Tuesday, 28 December 2010

Students and "The Never Ending Party".

The recent "demos" over the decision of the coalition government to make tuition fees all privately funded has seen lots of hyperbole and the usual idiots trying to claim that its time for a real revolution.

In response to a piece of rad right on journalism by Laurie Penny about the student rebellion in London, Alex Callinicos has been getting cross that he and his Trotskyist acolytes are not getting a fair share of the coverage.

The potty prof, a leading figure in the "Socialist Workers Party" wrote,
....the first real social movement Britain has seen since the early 1990s exploded in the dying weeks of 2010. It took the student protests – largely organised outside any official structures – to expose the deep fractures in a Conservative-Liberal coalition that had previously carried all before it.....
The student protests do not represent a "social movement" irrespective of the rightness or not of their cause. There is no broad backing from most of society and unlike 1968 the trade unions have not posited a general strike or unions seriously considered strikes in solidarity with the students.

The only chance direct action would have is if a broad swathe of society were prepared to go beyond individual and material self interest and act on a large scale in strike action which looks very unlikely to happen. The students have thrown up no eloquent leaders.

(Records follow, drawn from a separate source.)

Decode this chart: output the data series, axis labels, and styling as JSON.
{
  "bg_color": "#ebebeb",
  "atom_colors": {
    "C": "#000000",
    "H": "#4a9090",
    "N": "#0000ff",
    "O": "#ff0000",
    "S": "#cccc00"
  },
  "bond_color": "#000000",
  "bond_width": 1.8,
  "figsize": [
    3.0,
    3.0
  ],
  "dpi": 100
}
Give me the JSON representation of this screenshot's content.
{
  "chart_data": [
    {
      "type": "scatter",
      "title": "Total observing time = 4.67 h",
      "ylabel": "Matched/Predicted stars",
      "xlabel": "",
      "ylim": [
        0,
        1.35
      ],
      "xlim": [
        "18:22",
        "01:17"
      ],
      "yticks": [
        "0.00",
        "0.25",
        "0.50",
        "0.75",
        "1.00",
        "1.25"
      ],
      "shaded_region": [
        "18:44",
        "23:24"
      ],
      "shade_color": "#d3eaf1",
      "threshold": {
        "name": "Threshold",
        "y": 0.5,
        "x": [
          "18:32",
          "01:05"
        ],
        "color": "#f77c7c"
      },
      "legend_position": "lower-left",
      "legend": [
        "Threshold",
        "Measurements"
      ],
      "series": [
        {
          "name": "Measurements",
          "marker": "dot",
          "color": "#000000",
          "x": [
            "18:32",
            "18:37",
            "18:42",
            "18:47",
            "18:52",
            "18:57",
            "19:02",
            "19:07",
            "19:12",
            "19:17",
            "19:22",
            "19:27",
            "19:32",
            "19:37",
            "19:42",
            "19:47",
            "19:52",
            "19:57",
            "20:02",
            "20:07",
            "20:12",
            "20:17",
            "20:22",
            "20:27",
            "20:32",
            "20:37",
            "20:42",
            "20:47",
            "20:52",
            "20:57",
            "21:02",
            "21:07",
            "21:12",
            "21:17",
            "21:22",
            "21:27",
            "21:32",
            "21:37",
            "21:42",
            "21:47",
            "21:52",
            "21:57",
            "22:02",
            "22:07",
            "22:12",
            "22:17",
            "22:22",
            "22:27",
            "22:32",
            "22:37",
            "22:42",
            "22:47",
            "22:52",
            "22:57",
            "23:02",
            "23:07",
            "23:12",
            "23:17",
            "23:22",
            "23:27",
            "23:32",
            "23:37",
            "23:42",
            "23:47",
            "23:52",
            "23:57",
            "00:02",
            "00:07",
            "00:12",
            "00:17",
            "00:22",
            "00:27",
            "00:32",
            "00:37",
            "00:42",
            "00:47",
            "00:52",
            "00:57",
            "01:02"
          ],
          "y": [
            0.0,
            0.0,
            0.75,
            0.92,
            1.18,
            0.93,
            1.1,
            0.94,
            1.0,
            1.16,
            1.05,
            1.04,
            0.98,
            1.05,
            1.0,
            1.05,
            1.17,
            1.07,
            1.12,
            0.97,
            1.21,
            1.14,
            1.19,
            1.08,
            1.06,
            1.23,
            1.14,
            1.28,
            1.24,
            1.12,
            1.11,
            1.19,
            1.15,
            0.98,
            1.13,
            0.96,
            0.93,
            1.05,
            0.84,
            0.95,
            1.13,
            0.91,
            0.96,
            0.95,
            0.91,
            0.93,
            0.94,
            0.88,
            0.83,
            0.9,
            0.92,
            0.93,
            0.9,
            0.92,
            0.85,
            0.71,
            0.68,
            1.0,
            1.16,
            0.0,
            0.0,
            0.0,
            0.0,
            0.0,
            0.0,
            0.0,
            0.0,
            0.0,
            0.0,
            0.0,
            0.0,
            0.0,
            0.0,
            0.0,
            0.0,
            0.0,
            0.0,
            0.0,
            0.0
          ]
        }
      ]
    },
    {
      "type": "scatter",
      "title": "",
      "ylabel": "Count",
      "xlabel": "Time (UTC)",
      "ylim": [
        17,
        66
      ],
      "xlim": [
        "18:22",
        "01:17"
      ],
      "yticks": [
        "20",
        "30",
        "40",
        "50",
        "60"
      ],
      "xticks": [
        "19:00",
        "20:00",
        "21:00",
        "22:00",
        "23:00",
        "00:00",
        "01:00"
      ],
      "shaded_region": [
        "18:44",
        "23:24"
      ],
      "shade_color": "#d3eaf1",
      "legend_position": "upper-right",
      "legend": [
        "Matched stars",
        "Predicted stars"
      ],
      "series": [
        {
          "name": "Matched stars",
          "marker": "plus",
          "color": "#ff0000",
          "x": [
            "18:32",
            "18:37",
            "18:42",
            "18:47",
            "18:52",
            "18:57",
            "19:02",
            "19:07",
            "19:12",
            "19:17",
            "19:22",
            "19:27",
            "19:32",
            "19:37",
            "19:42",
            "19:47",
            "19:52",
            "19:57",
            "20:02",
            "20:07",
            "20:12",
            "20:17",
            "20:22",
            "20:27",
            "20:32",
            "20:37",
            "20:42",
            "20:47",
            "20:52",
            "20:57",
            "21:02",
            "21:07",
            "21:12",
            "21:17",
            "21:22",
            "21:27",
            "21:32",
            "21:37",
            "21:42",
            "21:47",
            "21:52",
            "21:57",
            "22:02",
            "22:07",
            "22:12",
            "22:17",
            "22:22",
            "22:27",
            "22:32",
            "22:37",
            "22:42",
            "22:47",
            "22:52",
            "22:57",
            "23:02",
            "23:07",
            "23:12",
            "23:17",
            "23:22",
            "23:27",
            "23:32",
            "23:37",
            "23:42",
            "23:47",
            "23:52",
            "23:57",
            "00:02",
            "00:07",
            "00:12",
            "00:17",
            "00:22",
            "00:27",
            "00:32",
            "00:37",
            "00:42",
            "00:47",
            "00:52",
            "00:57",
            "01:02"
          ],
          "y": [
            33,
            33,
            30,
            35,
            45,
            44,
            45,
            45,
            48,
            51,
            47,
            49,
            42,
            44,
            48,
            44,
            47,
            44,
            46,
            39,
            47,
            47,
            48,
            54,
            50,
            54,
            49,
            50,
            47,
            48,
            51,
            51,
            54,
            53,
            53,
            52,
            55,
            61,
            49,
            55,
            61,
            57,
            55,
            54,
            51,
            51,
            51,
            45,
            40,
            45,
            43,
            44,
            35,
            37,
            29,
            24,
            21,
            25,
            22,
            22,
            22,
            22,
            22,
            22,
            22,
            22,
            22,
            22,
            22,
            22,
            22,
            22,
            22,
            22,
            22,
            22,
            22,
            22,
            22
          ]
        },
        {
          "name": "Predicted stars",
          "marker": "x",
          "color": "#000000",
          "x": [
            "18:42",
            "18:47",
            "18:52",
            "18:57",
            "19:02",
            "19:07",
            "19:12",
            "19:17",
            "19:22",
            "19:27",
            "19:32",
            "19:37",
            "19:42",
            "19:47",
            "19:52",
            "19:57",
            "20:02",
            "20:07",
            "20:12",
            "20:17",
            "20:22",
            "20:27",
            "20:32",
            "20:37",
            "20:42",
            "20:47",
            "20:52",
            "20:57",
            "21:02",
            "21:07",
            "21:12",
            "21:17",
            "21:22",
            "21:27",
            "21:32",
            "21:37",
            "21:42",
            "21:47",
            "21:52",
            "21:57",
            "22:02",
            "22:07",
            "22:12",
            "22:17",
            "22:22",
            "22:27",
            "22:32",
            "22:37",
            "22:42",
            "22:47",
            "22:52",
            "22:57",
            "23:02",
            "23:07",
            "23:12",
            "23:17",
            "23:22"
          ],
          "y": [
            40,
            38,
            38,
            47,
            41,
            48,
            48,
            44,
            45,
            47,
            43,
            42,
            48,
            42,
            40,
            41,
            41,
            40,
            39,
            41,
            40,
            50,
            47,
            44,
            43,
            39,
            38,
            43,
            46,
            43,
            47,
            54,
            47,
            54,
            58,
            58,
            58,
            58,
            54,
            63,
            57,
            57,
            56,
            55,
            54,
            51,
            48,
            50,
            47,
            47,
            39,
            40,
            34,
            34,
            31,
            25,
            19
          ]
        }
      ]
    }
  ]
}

Agree with the protests or not, these are the facts.

More importantly, many in the adult world cannot see why students should not pay for their own education if it is they who will benefit from it. The way students have acted makes the carnival style atmosphere of the protests just look like what students enjoy doing. And cancels out any serious points they could have made. It looks like they just want attention-"look at us we're having a revolution".

And much of it is the Grand March of Kitsch, to use Kundera's attempt to explain why radical movements tended to either to be either dangerous, in a context of totalitarianism, or simply ineffectual in free societies.

Education ought to equip citizens for life, to promote what is referred to as civil society and the interests that go beyond mere consumerism. Yet the frustration with society students complain about looks like boredom with the unwillingness to pay for an education in a university sector itself greatly expanded.

The quality of that education has gone down with expansion and it was used by New Labour to get more young people into university where many will do little work of a truly academic or serious nature. Fewer people believe that many students are not just "going to uni" because its a good time.
Penny's polemic was uncharacteristically ungenerous, picking out "sour-faced sellers of the Socialist Worker" as symbols of "the traditional hierarchies of the left", and comparing them to cockroaches. In fact, Socialist Worker has simply been where it has always been, in the thick of the struggle – with the students in 2010, as it was with the dockers in 1972, the miners in 1984, the Genoa protestors in 2001, and the anti-war marchers in 2003.
This is drivel. The SWP has simply tried to hijack protests and direct it towards a neo-Leninist and Trotskyist agenda that has little relevance to Britain in 2010 and which led to totalitarianism in the Soviet Union. The SWP has never ignited protest but has sought to co-ordinate them into "building the party" ready for "the revolution".

Callinicos has just seen an opening to try and convert the young to this cargo cult form of "socialism",which "seriously" talks of a revolution on the Leninist model, and does not want to be left behind by the new anarchical styles of struggle created by students. But, of course, it will merely end up with rich university students going into corporate work and poorer ones not.

The reason is that the 'neoliberal capitalist order' is what it is and the university system is now about training the young for a world of material gratification instead of getting people to think intelligently about how the country or the world could be improved as individuals. Those who do think just join think tanks to advance power agenda with unquestioning conformism.

Not "The Party".

The kitsch of Laurie Penny is here,

"This isn't just a student protest. It's a children's crusade: Those too young to vote, yet with their futures at stake, have organically come together to be heard".

What hell does it mean to "come together organically" ? Perhaps, spontaneously through twitter and so on. But that makes a flash mob. Not some "organic unity" of those organised to say a great no to a future of corporate work and consumerism. And still seen as "counterculture". Which often means just 'no culture'.
"Outside Downing Street, in front of a line of riot police, I am sitting beside a makeshift campfire. It's cold, and the schoolchildren who have skipped classes gather around as a student with a three-string guitar strikes up the chords to Tracy Chapman's Talkin Bout a Revolution."

'The diversity of the protest is extraordinary: white, black and Asian, rich and poor. Uniformed state-school girls in too-short skirts pose by a plundered police van as their friends take pictures, while behind them a boy in a mask holds a placard reading "Burn Eton".'

1 comment:

  1. Good points. I don't put too much stock in student movements or in movements of young people generally. I will take notice when the adults with families start to cause a commotion. I can't speak for other countries, but the original American populist movement was comprised of angry farmers and industrial workers, not fashionable twentysomethings. But that was a long time ago, I am not sure if we will ever see anything similar again, or at least in the near future.

    Still, I imagine there are some good young people that are trying to make the world a better place, but they probably don’t get much press.